Première exigence : le respect strict des décisions prises en Conseil des ministres. Brice Clotaire Oligui Nguema a rappelé qu'aucune décision validée en Conseil ne pourra désormais être remise en question par un membre du gouvernement après son adoption.
Pour garantir la qualité des dossiers soumis, le président a insisté sur le rôle central du Conseil interministériel, qui devra assurer un véritable travail de préparation, de concertation et d'arbitrage avant toute présentation en Conseil des ministres.
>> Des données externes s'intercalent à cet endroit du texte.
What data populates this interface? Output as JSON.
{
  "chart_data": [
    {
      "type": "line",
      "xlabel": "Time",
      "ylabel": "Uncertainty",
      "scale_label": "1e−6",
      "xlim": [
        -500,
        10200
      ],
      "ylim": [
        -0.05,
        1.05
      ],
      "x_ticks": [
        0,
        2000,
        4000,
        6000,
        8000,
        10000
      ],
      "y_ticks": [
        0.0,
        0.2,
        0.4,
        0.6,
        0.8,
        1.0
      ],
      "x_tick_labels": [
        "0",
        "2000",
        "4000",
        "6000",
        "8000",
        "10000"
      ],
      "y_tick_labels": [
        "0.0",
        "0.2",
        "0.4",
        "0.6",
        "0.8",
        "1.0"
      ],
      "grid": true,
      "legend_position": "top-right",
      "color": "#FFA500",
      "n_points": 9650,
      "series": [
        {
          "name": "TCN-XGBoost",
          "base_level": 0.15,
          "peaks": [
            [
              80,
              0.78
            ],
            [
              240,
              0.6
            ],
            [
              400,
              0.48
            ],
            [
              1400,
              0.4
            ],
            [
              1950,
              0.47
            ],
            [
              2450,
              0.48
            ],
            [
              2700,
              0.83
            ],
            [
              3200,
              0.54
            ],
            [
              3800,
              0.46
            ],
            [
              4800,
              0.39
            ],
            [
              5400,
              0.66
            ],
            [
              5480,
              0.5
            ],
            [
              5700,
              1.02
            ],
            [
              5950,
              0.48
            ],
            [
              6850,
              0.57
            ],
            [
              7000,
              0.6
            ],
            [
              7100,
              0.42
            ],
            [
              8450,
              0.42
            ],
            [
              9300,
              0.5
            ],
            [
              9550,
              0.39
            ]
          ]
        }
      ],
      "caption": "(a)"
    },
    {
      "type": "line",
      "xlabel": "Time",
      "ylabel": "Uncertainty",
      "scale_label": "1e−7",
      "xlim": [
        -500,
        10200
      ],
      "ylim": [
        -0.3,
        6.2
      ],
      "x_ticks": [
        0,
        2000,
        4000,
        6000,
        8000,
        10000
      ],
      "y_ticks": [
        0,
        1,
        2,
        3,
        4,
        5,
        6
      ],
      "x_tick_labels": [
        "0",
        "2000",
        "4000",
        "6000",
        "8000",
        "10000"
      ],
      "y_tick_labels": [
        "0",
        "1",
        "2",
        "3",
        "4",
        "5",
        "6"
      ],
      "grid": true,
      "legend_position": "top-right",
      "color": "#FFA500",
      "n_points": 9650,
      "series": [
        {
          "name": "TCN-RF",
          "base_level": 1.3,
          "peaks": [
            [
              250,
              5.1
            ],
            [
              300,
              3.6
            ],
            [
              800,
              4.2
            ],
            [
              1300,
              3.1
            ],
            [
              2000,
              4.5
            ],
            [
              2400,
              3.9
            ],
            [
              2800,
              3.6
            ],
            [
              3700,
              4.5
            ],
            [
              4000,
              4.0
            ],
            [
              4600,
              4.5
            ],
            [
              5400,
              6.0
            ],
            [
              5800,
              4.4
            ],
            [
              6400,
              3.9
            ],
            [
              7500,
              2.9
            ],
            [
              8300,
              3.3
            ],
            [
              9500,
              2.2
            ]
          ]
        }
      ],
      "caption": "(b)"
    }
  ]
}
À cet effet, il a engagé la responsabilité directe du Vice-président du gouvernement et du Secrétaire général de la Présidence afin de veiller à la rigueur des procédures.
La deuxième directive concerne les réformes juridiques. Le chef de l'État a estimé qu'aucun projet de loi ne doit être élaboré sans une analyse approfondie de ses conséquences. Il a ainsi demandé un renforcement des études d'impact afin d'évaluer, en amont, les effets financiers, techniques et opérationnels de chaque texte, dans le but d'éviter des réformes aux résultats contre-productifs.
Enfin, Brice Clotaire Oligui Nguema a appelé à une coopération plus étroite entre le gouvernement et le Parlement. Il a ordonné que le programme législatif et réglementaire soit désormais communiqué en amont aux parlementaires afin de favoriser une meilleure coordination, de prévenir les blocages institutionnels et de garantir une plus grande cohérence dans l'élaboration des lois.